06/28/2011 3:19PM

Gerard, vet at center of ringer scandal, dies at 76


Mark Gerard, a veterinarian who infamously substituted a ringer in a 1977 race at Belmont, has died in Miami, according to the New York Times. Gerard was 76 and died of complications from a stroke, his sister told the paper.

Gerard, then 43, imported a pair of horses from Uruguay in June 1977. They were a champion, Cinzano, and a $1,600 purchase named Lebon, who had broken down in his previous start. Gerard entered Cinzano under Lebon’s name in a Sept. 23 turf race and the horse won, at odds of 57-1. Gerard collected more than $80,000.

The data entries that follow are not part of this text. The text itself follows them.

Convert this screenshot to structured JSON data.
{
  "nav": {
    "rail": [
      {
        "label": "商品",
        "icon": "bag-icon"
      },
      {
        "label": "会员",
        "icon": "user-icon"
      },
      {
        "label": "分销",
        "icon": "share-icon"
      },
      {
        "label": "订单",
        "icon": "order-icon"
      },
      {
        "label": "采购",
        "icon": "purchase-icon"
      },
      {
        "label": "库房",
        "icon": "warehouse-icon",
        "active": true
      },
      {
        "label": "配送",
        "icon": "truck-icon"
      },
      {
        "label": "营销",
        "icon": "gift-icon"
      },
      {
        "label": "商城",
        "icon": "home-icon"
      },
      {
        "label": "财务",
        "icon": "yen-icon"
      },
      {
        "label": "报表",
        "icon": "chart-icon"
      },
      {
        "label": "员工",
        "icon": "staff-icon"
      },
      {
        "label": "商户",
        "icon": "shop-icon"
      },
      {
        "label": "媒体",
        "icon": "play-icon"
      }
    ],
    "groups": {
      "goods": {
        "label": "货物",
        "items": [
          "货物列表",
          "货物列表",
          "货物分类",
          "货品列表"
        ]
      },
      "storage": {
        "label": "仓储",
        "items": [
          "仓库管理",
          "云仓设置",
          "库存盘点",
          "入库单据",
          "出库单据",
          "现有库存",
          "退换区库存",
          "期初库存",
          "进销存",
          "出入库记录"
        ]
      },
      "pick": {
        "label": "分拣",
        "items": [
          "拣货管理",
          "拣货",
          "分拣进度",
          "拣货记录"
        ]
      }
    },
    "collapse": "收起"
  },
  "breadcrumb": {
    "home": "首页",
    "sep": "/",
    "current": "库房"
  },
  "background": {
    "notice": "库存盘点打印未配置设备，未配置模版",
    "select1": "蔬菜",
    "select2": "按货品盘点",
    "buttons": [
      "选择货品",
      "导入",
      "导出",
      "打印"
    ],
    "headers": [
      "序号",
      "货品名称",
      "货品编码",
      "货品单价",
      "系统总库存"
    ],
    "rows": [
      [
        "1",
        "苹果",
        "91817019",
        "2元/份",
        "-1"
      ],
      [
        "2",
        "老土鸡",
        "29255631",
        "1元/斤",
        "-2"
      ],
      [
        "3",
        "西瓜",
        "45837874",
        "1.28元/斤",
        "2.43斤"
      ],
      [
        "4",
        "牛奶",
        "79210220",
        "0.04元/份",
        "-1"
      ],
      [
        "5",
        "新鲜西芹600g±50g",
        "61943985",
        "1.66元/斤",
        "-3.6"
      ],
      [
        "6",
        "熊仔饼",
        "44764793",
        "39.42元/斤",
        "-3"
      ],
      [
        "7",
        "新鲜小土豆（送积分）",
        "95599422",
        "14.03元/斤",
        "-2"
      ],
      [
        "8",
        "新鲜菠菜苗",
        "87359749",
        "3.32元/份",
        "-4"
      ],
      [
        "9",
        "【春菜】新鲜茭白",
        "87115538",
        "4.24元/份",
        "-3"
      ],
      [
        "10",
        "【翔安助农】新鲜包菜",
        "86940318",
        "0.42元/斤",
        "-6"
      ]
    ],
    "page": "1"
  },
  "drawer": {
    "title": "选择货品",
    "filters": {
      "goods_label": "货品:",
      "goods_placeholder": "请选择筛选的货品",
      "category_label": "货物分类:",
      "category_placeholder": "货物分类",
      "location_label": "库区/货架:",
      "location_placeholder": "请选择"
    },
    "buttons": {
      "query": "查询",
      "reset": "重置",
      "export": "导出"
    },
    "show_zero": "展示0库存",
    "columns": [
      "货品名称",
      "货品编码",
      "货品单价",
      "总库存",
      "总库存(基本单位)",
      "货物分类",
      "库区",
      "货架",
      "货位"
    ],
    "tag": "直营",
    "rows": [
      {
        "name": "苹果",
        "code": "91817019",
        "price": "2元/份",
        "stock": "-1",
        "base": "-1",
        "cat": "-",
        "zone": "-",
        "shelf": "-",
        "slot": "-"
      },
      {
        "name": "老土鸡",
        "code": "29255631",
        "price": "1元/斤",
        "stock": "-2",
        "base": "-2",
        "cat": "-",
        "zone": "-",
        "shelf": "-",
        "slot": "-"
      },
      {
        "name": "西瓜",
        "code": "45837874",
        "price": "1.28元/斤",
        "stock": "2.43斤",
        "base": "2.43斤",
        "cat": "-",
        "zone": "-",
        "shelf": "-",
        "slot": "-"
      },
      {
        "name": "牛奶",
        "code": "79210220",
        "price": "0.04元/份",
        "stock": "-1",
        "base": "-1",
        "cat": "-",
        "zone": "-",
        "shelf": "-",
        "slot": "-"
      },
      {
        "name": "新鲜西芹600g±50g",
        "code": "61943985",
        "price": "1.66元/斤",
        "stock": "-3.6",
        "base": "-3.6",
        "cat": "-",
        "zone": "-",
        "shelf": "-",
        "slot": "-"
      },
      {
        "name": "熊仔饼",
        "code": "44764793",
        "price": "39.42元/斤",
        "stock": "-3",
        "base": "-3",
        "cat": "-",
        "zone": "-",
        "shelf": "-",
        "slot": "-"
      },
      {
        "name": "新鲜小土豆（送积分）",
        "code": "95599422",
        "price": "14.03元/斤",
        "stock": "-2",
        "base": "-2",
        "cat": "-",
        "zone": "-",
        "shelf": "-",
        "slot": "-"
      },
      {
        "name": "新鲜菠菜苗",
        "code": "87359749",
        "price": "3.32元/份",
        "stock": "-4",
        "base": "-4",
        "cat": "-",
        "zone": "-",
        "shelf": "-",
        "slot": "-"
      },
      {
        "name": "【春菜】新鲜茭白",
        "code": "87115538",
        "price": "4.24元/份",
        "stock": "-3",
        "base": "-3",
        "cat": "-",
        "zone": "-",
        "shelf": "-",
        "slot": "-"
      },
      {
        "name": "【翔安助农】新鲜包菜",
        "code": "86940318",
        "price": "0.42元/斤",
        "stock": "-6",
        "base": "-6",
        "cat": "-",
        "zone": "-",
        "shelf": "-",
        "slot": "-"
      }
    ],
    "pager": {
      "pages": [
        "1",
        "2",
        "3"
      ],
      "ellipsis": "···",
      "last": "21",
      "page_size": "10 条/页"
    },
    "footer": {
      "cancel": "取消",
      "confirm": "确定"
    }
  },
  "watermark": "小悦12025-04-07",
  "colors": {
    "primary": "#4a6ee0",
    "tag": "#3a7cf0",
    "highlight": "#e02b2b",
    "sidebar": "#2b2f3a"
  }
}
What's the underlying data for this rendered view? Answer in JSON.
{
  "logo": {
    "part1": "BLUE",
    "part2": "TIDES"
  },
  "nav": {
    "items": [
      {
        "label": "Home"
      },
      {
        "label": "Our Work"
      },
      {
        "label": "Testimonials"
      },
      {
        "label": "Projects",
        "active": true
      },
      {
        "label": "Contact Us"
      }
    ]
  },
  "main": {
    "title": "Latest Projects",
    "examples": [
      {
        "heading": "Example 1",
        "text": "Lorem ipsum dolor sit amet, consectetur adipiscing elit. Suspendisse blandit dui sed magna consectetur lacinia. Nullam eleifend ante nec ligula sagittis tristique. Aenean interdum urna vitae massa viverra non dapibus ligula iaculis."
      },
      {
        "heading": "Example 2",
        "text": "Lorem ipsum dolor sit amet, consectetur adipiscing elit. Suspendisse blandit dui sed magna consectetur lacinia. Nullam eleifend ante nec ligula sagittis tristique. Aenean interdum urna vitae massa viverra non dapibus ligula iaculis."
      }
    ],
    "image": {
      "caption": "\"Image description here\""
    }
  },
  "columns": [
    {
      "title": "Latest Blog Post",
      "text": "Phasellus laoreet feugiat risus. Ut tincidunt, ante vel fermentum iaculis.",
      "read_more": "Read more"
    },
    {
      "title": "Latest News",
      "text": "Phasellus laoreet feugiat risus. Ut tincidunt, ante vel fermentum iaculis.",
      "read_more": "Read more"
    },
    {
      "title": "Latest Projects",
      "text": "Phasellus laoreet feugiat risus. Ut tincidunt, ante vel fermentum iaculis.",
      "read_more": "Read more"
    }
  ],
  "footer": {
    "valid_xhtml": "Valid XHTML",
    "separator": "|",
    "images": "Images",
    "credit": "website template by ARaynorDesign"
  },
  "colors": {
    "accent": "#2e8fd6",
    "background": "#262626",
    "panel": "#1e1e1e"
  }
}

The Uruguayan horse’s victory piqued the curiosity of two Uruguyan racing fans visiting Belmont that day, and, with the newspaper El Pais, they initiated an investigation that resulted in Lebon’s unmasking as Cinzano. The real Lebon, it turned out, had died in an accident at Gerard’s New York farm the day he and Cinzano arrived from Uruguay. Defended in court by F. Lee Bailey, Gerard contended he did not know the horses had been switched, and his wife Alice testified she had switched the horses without his knowledge. Ultimately, Gerard was sentenced to one year in prison and a $1,000 fine, but he served a shorter sentence after it was reduced on appeal.

Gerard is survived by his wife Alice.